Should I split this into the Necromancer archetype and a new class based on the Summoner for the Fleshcrafter line? And does this look reasonable? I realize the Fleshcrafter gets access to substantially more power than the base Summoner, but I tried to mitigate that a bit both with the gold cost associated with that power and the possibility of loss, as well as the cap on bonus EP. Still though, I think it might be too powerful - perhaps a lower bonus cap or a higher cost per bonus EP?

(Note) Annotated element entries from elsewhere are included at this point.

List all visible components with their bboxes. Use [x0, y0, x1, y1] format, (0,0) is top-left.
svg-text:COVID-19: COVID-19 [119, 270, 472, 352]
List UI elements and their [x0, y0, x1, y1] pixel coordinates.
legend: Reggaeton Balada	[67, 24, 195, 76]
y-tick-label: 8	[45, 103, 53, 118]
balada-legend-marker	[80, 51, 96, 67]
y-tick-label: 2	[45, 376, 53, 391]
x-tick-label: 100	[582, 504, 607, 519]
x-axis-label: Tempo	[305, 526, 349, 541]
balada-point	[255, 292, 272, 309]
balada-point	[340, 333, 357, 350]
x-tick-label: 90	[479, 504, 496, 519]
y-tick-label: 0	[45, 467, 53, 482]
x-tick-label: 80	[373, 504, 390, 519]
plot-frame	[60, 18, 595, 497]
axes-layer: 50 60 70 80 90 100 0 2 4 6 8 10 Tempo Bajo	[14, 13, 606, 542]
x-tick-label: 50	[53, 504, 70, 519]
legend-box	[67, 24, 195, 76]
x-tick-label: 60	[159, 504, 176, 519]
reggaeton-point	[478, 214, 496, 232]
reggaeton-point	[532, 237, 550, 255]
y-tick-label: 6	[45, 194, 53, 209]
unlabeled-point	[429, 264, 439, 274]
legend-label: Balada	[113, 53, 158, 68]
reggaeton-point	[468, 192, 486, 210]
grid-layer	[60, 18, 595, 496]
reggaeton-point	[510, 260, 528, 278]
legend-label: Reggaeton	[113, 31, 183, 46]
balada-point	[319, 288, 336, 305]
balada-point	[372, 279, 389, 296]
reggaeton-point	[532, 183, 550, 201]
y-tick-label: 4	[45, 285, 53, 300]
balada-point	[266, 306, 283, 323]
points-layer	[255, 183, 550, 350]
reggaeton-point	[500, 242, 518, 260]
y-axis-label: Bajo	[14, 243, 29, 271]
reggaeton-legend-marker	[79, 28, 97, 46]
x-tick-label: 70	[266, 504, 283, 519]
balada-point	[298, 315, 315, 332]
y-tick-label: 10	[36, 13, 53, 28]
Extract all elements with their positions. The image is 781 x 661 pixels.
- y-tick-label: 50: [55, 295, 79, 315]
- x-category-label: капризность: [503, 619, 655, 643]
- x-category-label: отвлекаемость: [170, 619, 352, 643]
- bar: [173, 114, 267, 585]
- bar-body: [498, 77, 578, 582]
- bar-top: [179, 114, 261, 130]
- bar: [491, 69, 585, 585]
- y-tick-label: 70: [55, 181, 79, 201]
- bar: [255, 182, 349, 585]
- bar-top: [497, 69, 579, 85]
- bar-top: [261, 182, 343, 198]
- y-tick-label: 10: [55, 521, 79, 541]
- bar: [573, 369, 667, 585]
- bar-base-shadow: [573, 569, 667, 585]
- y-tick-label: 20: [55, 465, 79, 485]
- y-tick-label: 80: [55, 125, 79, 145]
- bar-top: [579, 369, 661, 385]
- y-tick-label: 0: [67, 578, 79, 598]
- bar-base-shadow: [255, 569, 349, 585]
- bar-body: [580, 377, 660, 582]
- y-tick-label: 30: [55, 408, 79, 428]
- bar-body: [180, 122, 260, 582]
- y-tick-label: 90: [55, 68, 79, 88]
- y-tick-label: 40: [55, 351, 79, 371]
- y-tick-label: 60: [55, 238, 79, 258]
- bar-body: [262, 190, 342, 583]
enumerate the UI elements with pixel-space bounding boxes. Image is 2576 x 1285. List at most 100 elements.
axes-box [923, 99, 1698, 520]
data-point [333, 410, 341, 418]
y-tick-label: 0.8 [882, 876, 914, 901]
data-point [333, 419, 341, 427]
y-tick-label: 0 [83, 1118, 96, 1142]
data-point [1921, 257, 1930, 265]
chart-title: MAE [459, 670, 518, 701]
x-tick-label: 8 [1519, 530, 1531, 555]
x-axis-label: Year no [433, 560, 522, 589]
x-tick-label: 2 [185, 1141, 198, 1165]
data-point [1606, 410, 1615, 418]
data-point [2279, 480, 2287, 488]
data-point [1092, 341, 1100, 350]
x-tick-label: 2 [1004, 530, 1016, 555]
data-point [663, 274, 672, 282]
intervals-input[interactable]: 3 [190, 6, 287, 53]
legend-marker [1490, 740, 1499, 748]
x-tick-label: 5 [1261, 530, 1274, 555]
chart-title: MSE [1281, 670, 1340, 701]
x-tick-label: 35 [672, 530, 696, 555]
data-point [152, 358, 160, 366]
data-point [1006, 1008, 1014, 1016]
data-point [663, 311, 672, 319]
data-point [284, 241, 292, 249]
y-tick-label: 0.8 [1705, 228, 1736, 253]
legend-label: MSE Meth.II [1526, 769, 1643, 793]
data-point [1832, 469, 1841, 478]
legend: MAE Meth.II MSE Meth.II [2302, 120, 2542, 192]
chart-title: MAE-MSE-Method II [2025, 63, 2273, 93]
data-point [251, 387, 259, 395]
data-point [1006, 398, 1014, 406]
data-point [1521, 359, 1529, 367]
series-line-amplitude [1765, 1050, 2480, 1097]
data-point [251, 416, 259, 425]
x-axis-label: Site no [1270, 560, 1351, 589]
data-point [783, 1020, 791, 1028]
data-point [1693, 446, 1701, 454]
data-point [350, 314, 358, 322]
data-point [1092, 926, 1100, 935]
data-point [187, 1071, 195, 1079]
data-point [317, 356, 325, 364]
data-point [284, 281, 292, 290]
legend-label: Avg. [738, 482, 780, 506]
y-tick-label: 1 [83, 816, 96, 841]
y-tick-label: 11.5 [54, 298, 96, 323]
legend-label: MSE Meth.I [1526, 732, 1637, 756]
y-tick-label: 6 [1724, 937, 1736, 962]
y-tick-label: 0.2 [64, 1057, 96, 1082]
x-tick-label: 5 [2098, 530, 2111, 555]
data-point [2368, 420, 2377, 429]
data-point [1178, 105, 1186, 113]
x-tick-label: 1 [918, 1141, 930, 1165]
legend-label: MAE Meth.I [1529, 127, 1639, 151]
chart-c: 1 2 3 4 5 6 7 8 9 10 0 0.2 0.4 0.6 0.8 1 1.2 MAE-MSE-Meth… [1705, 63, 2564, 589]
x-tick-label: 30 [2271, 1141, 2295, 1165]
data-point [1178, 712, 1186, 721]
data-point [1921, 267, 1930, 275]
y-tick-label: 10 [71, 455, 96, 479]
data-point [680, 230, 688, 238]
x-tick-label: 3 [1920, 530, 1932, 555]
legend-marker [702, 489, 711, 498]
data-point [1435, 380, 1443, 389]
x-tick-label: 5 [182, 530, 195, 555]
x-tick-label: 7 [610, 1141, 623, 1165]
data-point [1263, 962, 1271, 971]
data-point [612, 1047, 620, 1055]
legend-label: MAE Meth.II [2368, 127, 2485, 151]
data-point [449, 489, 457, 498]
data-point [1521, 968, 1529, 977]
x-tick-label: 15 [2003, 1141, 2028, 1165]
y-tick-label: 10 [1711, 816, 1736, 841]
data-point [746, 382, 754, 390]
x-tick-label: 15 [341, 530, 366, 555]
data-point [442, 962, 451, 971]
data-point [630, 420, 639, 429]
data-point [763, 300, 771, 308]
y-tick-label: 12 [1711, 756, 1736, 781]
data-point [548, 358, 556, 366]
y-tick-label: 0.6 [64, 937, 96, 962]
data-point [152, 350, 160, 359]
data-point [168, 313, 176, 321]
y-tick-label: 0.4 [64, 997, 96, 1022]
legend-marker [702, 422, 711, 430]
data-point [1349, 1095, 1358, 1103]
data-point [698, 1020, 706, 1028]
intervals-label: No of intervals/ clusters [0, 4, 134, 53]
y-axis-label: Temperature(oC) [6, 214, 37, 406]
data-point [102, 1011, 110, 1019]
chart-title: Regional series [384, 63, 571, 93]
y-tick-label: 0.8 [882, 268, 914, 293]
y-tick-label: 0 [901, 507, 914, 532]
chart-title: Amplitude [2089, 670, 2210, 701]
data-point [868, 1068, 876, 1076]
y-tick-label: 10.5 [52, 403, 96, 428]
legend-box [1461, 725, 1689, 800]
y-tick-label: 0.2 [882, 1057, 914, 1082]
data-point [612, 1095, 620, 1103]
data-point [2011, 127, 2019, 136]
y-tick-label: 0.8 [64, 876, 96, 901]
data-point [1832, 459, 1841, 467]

I really like this idea!, and the first suggestion that jumps out at me is that Ectoplasmic alone with maybe one or more little flavor tweaks would be a nice archetype, but the Fleshcrafted seems more like something for a prestige class. Maybe flavored as having an ectoplasmic Eidolon possessing a fleshcrafted body to gain other things?

Thealtruistorc
2014-09-15, 07:51 PM
Neat-o, but in all honesty the summon undead ability seems kinda underwhelming at present. I suggest replacing it with the blighter ability that applies the skeleton or zombie template to whatever you summon, and add some other undead (allips, wights, etc.) to the summon list. At that point you will really have something good.